The pit at the Hambach mine is so big — 33 square miles — that standing at one end, the huge machines digging in the middle look like insects buzzing in the middle of a giant, dirty sandbox. On the horizon, smoke pours from coal-fired power plants.

“I am not demanding this, the f***ing planet is demanding this,” Tom says. “It is necessary. If we if we want to stop or reverse climate change, we have to stop the brown coal, as soon as possible.”

It’s quite a sight, and there's an overlook for people who come to see it, with a playground and a cafe. Several older women drinking coffee there one day recently didn't want to give their names but had plenty to say.

“We need to use less of it,” says one. “It's dirty.”

The others immediately disagree.

“We still need it!” say two.

“What's the alternative?” asks another.

It’s a debate that’s happening all over Germany, says Bill Hare, founder of the Berlin-based research group Climate Analytics.

Public opinion has pretty much changed,” Hare says. “If you think about discussing a coal phaseout around the year 2000 in Germany, it was almost a taboo subject,” he says.

No longer. Coal still has its partisans, but a majority of Germans say it's got to go. And now Chancellor Angela Merkel's government says it agrees, sort of.

The climate camp in Germany's Hambach Forest.

The climate camp in Germany's Hambach Forest.

Credit:

Marcus Teply

Ahead of September’s elections, Merkel's governing CDU/CSU coalition for the first time promised a coal phaseout — but without setting a date. Now, they're trying to form a new government with environmentalist Greens and the pro-business FDP, and coal policy is a big sticking point in the talks. The Greens want to start closing coal-fired power plants now, and finish by 2030, but the other parties are shying away from deadlines.

Hare says it’s a delicate moment to be hosting the COP 23 climate conference, but that the global spotlight could be a good thing.

“We Germans claim we are going to be the climate champions,” Wehnert says, “and on the other hand we have the largest share of brown coal in our electricity mix,” he says.

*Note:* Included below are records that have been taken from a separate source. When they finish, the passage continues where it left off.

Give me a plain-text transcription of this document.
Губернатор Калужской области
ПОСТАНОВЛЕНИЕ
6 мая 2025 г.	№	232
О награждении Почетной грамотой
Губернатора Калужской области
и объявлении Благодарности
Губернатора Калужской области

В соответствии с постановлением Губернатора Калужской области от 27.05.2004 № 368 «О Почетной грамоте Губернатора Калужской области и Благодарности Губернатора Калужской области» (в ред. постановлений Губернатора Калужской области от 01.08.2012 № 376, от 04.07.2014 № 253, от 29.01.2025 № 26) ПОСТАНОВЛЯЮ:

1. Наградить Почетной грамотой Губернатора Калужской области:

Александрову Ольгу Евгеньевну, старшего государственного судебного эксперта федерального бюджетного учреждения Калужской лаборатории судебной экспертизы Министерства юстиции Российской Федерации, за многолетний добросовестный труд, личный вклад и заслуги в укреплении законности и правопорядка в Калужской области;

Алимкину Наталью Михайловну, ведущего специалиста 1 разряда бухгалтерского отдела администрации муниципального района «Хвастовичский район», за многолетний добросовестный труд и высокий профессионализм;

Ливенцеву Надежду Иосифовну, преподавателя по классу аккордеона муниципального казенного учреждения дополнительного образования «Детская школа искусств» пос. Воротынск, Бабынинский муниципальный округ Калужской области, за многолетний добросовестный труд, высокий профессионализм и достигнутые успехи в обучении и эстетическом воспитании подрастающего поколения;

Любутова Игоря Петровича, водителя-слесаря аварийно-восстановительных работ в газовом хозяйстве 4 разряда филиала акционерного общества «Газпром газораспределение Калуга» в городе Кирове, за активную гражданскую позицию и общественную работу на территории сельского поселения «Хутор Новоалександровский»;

“The international community is creating pressure on the negotiations,” he says. “I'm hoping that the COP does actually move this forward.”

All of which provides just the tiniest bit of encouragement to Tom, the Hambach forest tree-sitter.

“In this system, for sure ... you could call it progress,” he says.

“We know that technically there's not a big switch that you turn off and then everything is gone. We know that everything is a process,” Tom says. “But we see that … we are running out of time.”

The climate may be running out of time, but the Hambach forest definitely is. Later this month, the mining company will come for the next round of clear-cutting, and the tree-sitters will have to decide whether to stay and fight, or find a new platform for their protest against Germany’s appetite for coal.

A banner around an oak tree in the ancient Hambach forest reads “stop coal.”

A banner around an oak tree in the ancient Hambach Forest reads “stop coal.”